A few things this makes painfully clear:

  • You need a topological order.
  • You need to traverse it in reverse.
  • You must seed the output gradient as 1.0.
  • You must accumulate gradients with +=, not assign.

Once you understand that, PyTorch’s behavior looks less like “autograd did something” and more like “the graph rules did exactly what they always do.”

A concrete example: f(x)=(x+1)2

The notebook builds a scalar graph:

# Build f(x) = (x + 1)^2
x = Value(3.0)
f = (x + 1) ** 2

f.backward()
print('x:', x)
print('Expected df/dx:', 2 * (x.data + 1))

The expected derivative is 2(x+1). When the engine matches it, you’re not just trusting PyTorch—you’re understanding why it’s correct.

Common bugs when writing autograd

The notebook’s recap list is basically the “greatest hits” album of beginner autograd mistakes:

  • Forgetting accumulation (+=)
  • Wrong traversal order
  • Forgetting to seed the output grad
  • Mixing up local derivatives (product rule, ReLU masks)

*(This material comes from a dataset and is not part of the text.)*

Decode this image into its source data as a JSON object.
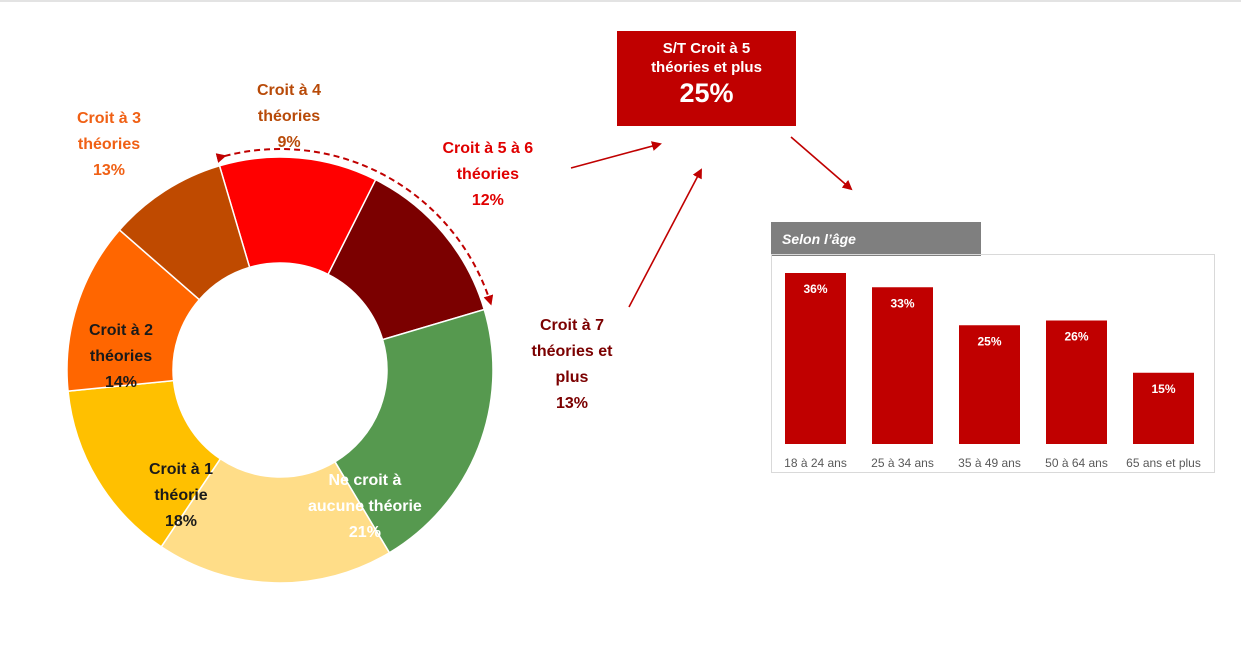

If you’ve ever had a neural net not learn and stared at your optimizer settings like they personally betrayed you, chances are you ran into one of these concepts at a higher level.

The Insight

What I like about PyTorch autograd is that it’s both sophisticated and brutally literal.

It’s sophisticated because it supports a huge space of tensor ops, efficient reverse-mode autodiff, saved tensors, custom ops, and more. But it’s literal because it does exactly what your program tells it:

  • If you break the graph (detach()), it won’t invent gradients.
  • If you disable recording (no_grad()), it won’t record anyway.
  • If you backprop twice without clearing .grad, it will happily add them.
  • If you keep references to tensors with grad_fn, it will keep the graph alive—because you asked it to, whether you meant to or not.

Industry-wise, there are other autodiff styles and ecosystems—JAX with functional transforms, TensorFlow graphs (eager + compiled), and the broader world of compiler-based autodiff. A lot of the “future” feels like pushing more computation into compilation and graph capture for speed.

But even if the tooling gets fancier, this still matters. Because the bugs don’t come from “autodiff is hard.” The bugs come from “I didn’t realize I built that graph.”

My practical takeaways after writing the notebook:

  • When gradients are None, first check is_leafrequires_grad, and whether you ran under no-grad.
  • Treat .grad like a sum accumulator; make clearing explicit.
  • Use detach() for logging and caching, and use no_grad() for inference.
  • If you write a custom op, gradcheck is your friend (and occasionally your judge).
  • If you’re still unsure, implement a toy scalar autograd once. You’ll stop guessing.

Autograd isn’t magic. It’s a DAG. And the moment you start thinking “what graph did I just build?”, you stop fighting PyTorch and start using it.